China kicked off its seventh national population census in November 2020 and the results were previously scheduled to be released in early April. However, the results have not yet been released, sparking speculations from the general public.
At a press conference on Friday, Liu Aihua, spokesperson of the National Bureau of Statistics, said, "We hope to release more detailed information, so the preparation work before the release of the census has increased accordingly.". She also highlighted that work will pick up to release the final results of the census to the society as soon as possible.
While the release of the data has been delayed, demographers continue to explore solutions to the expected drop in the birth rate.
In an interview with yicai.com, Dong Yuzheng, Director of the Guangdong Institute of Population Development, said that in the absence of fertility policy adjustments, according to the current trend, the annual number of births is likely to fall below the 10 million mark in the next few years.
"It is about the people's willingness to have children now. Some people are afraid to have children and some do not want to have children. The whole concept of fertility has changed significantly," Dong said, adding that "the number of women of childbearing age is decreasing, meaning that fewer people can be potential mothers. As the age of marriage is increasingly delayed, the actual number of women of childbearing age each year will be even less."
Dong said that the declining trend of child births in the past few years seems shocking. "As a large country of 1.4 billion people, the number of births a year is dropping to less than 10 million. If we follow this trend, it may not take more than a few years for our total population to have negative growth."

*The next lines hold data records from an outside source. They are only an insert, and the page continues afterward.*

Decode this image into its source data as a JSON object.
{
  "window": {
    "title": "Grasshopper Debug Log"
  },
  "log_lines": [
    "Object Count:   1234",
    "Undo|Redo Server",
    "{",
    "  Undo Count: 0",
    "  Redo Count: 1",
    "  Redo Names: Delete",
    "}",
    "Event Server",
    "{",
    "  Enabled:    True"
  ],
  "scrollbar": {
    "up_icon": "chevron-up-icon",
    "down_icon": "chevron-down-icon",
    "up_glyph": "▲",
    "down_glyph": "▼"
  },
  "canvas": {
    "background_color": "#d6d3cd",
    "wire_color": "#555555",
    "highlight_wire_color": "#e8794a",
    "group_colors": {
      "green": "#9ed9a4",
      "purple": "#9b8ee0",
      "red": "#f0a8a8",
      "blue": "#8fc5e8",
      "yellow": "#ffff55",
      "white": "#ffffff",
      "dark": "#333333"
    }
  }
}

Dong suggested that family planning policies should be completely lifted. "Now the situation is already very serious and it is very difficult to reverse the population development once a major trend of the problem has emerged."
Peng Xizhe, Director of the Fudan University Center for Population and Development Policy Studies, also suggested that the authorities should further ease restrictions in the number of births and encourage young couples to make their own family planning to solve the problem of an aging population.
"We should also further build a family-friendly society by giving more social support to childbearing, such as reducing the employment pressure on women caused by having children and further improving the compensation policy," Peng told the Global Times.
On April 14, China's central bank also published a working paper saying that it should be recognized that China's demographic situation has reversed, that the population will decay faster than expected after the transition, and that education and technological progress will hardly compensate for the population decline.
The paper also recommended that the family planning policy should be fully liberalized and women's difficulties with pregnancy, childbirth, daycare and schooling should be addressed.
According to a report published in February by a research center under the Ministry of Public Security, the number of newborn babies registered with public security organs in 2020 was 10.04 million, 15 percent down from the figure in 2019. The Minister of Civil Affairs, Li Jiheng, said in December that China's population development had entered a critical turning point.
There has been a declining curve of yearly new births in China, from 17.86 million in 2016 to 14.65 million in 2019, according to data released by the National Bureau of Statistics.